In your case, you have some levels in dataset_a.c which are not present in dataset_b.c. To fully align them, you could do any number of things to align a with b or visa versa. I’ll stick with a left join on dataset_a.c‘s levels, by using xarray.Dataset.reindex:

all_c_levels = np.unique(dataset_a.c.values)
dataset_b_reindexed = dataset_b.reindex(c=all_c_levels)

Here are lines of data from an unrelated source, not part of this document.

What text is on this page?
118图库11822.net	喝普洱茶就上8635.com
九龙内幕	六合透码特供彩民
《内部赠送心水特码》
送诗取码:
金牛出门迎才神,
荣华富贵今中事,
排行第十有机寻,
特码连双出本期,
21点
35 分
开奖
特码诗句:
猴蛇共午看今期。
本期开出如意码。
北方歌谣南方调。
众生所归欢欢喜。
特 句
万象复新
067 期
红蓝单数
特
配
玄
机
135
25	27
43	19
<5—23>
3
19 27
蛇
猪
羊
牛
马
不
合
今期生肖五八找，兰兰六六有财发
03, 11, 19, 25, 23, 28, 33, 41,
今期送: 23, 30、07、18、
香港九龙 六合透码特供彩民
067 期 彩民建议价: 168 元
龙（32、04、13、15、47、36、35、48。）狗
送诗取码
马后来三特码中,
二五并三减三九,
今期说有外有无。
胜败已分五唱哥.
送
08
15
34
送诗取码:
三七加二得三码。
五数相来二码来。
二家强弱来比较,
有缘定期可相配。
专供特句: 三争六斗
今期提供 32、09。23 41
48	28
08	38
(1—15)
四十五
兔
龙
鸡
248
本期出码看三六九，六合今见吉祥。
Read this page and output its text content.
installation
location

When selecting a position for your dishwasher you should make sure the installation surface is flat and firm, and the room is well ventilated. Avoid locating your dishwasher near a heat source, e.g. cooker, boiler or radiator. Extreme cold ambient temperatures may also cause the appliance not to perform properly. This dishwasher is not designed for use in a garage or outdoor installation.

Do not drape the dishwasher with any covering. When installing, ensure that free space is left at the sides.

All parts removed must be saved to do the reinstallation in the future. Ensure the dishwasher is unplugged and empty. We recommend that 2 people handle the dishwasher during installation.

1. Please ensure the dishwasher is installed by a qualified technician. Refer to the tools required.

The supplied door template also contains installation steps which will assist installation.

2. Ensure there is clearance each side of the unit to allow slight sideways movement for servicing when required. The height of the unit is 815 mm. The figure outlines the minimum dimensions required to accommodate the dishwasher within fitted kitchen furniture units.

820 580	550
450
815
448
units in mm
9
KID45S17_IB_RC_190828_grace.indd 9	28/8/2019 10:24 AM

now, the reindexed dataset can be reshaped to conform to the shape of dataset_a.c:

In [6]: dataset_b_reindexed.sel(c=dataset_a.c)
Out[6]:
<xarray.Dataset>
Dimensions:  (a: 3, b: 4)
Coordinates:
    c        (a, b) int64 0 1 2 3 4 5 6 7 8 9 10 11
  * a        (a) int64 0 1 2
  * b        (b) int64 0 1 2 3
Data variables:
    z        (a, b) float64 0.01966 nan 0.9533 0.6805 ... 0.965 nan nan 0.3934

There are some nans in there, as we had to add new levels which weren’t previously in dataset_b. You can do whatever you like with these, e.g. with xr.Dataset.fillna. But the data is now in a shape that can be broadcast against dataset_a:

In [8]: xr.merge([dataset_a, dataset_b_reindexed.sel(c=dataset_a.c)])
Out[8]:
<xarray.Dataset>
Dimensions:  (a: 3, b: 4)
Coordinates:
  * a        (a) int64 0 1 2
  * b        (b) int64 0 1 2 3
    c        (a, b) int64 0 1 2 3 4 5 6 7 8 9 10 11
Data variables:
    x        (a, b) float64 0.2485 0.45 0.4109 0.2603 ... 0.4866 0.965 0.3934
    y        (a, b) float64 0.07956 0.3514 0.1636 ... 0.2478 0.6228 0.1424
    z        (a, b) float64 0.01966 nan 0.9533 0.6805 ... 0.965 nan nan 0.3934

Using DataArrays in selection, covered in the More Advanced Indexing section of the User Guide, is one of the more powerful features of xarray that I use constantly. I think it’s worth committing it to memory and really focusing on some of the stranger reshape use cases (like the one you have here) because it’s a feature of xarray that is truly unique – it’s hard to do this in both pandas and numpy and xarray really knocks this out of the park!